GCSE Grades Drop as Education Inequality Grows

Highlights
  • GCSE top grades decreased compared to last year in England, Wales, and Northern Ireland.
  • This decrease comes at a time when educational inequality is expanding in the region.
  • Hundreds of thousands of teenagers received their results in a year aiming to restore grades to 2019 levels.
Story

This year’s GCSE results in the UK reveal a slight decline in the proportion of top grades awarded, with 21.8% of entries achieving at least a grade 7 or an A grade, down from 22% in 2022. The percentage of students attaining a standard pass, defined as at least a grade 4 or a C, also fell from 68.2% last year to 67.6% this year. However, this figure remains higher than the 67.3% recorded in 2019, indicating some recovery since the pandemic's impact on education.
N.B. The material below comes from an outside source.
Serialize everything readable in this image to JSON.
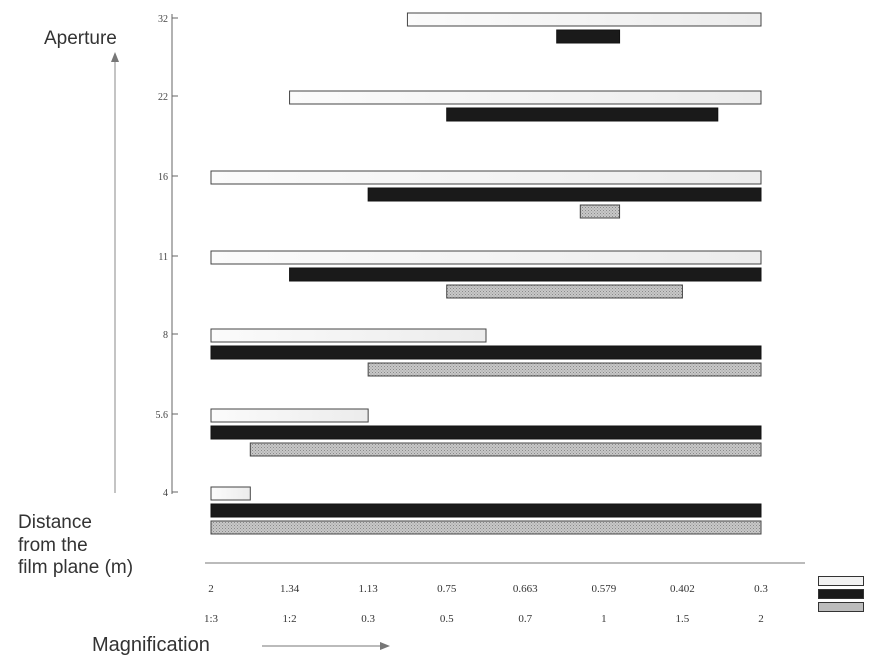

The exams regulator Ofqual has indicated that the national results are expected to align closely with those from the previous summer, as grading standards return to pre-pandemic levels. In England, the grading system has shifted from traditional A*-G to a numerical 9-1 system, with 9 being the highest grade. This change has been accompanied by a notable widening of the attainment gap between private and state schools, particularly at the top grade levels. Private school students have significantly outperformed their peers in comprehensive schools, with nearly half (48.4%) achieving grade 7 or above, compared to just 19.4% from state schools—a staggering 29 percentage point gap. The North East of England reported the lowest success rate, with only 17.8% of entries scoring at least a grade 7. Experts emphasize that socioeconomic factors continue to heavily influence educational outcomes, urging the new government to prioritize addressing these disparities in collaboration with the education sector to support schools and colleges effectively.